The above photo was taken with my 70-200mm lens from Grass Lake. It is my favourite shot of the waterfall. I am glad I did not leave that lens at home after all. The below photo (just to prove to you that I did make it there) is from up close beside Susie Lake Falls:

But the wild adventure is not over yet.

My second goal for the day was to get up to Heather Lake, where I had heard there was another small waterfall. I also had a grand goal of making it to Lake Aloha, and perhaps even Half Moon Lake as well. It was a classic case of my eyes being bigger than my stomach (or in this case, my body). I had initially thought I might be able to scale the cliffs to get to the top of Susie Lake Falls. No way that was happening. The cliffs around the falls were way too steep. On the other side, maybe it could be done. But there was no way to get across the creek easily. I had another idea, however. Why not follow Heather Creek’s drainage on up to Heather Lake that way. It looked rather do-able.
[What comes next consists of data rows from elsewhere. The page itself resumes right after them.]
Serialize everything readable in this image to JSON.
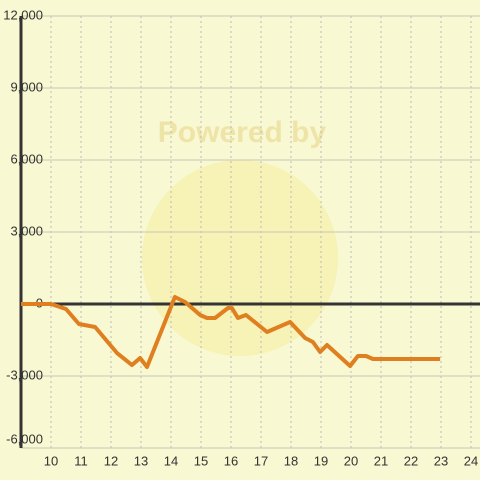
{
  "chart_data": {
    "type": "line",
    "watermark": "Powered by",
    "x": [
      9,
      10,
      10.5,
      10.93,
      11.47,
      12.2,
      12.7,
      12.97,
      13.2,
      14.13,
      14.47,
      14.97,
      15.2,
      15.47,
      15.9,
      16.03,
      16.23,
      16.5,
      17.2,
      17.97,
      18.47,
      18.73,
      18.97,
      19.2,
      19.97,
      20.23,
      20.5,
      20.73,
      22.97
    ],
    "series": [
      {
        "color": "#e07f1f",
        "values": [
          0,
          0,
          -208,
          -833,
          -958,
          -2042,
          -2542,
          -2250,
          -2625,
          292,
          83,
          -458,
          -583,
          -583,
          -167,
          -167,
          -583,
          -458,
          -1167,
          -750,
          -1417,
          -1583,
          -2000,
          -1708,
          -2583,
          -2167,
          -2167,
          -2292,
          -2292
        ]
      }
    ],
    "xlim": [
      9,
      24.3
    ],
    "ylim": [
      -6000,
      12000
    ],
    "xticks": [
      10,
      11,
      12,
      13,
      14,
      15,
      16,
      17,
      18,
      19,
      20,
      21,
      22,
      23,
      24
    ],
    "yticks": [
      {
        "value": -6000,
        "label": "-6,000"
      },
      {
        "value": -3000,
        "label": "-3,000"
      },
      0,
      {
        "value": 3000,
        "label": "3,000"
      },
      {
        "value": 6000,
        "label": "6,000"
      },
      {
        "value": 9000,
        "label": "9,000"
      },
      {
        "value": 12000,
        "label": "12,000"
      }
    ],
    "grid": true
  }
}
The terrain looked open, and it didn’t look very steep to my eyes, or on my topo map. But I couldn’t see what was around the corner up there. I might get all the way up there and reach a dead-end. Then I’d have to turn back to Grass Lake. That would really suck petunias. But I thought I could do it all right. It would be a grand adventure in the making. More thick manzanita brush. More immense talus slides to cross. I got about halfway up the drainage, and all of a sudden my legs started to protest, scream, rebel. They were tired. Too tired. Over tired. Too late to go back down. The cardinal rule of waterfall hunting is to have enough “oomph” to make it out of the canyon at the end of the day. I just only had to get up to Heather Lake, then I could take the easy, well-maintained trail all the way back down to the trailhead where I parked. I had to continue on. And so I did. Slowly.

I finally made it up. Along the way, just a short distance below the lake, I found Heather Lake Falls. I had heard it was just a small 20 foot waterfall. I wasn’t expecting much of anything here. What I found, instead, was a beautiful 38 ft. high, fan-type waterfall. Not only that, there was a double falls here as a small stream fed by snow melt from the mountains, made its way down and formed a second waterfall at the same location. I took this photo from the top of that small stream looking over at Heather Lake Falls. What a beautiful location, and a perfect spot to eat my sandwich. So I did.

Once up at Heather Lake, I was way way way too tired to think of doing any additional hiking (ie. to Lake Aloha). So I made my way back down the trail to the car. It was very slow going. My legs had completely had it with me. I had scratches all over my legs. I had blisters on my feet. I had sunburn. Fortunately, it was (mostly) all downhill. But even so, it took a very long time to hike back down. But I made it. And what an incredible adventure in the Desolation Wilderness, going where few have gone before.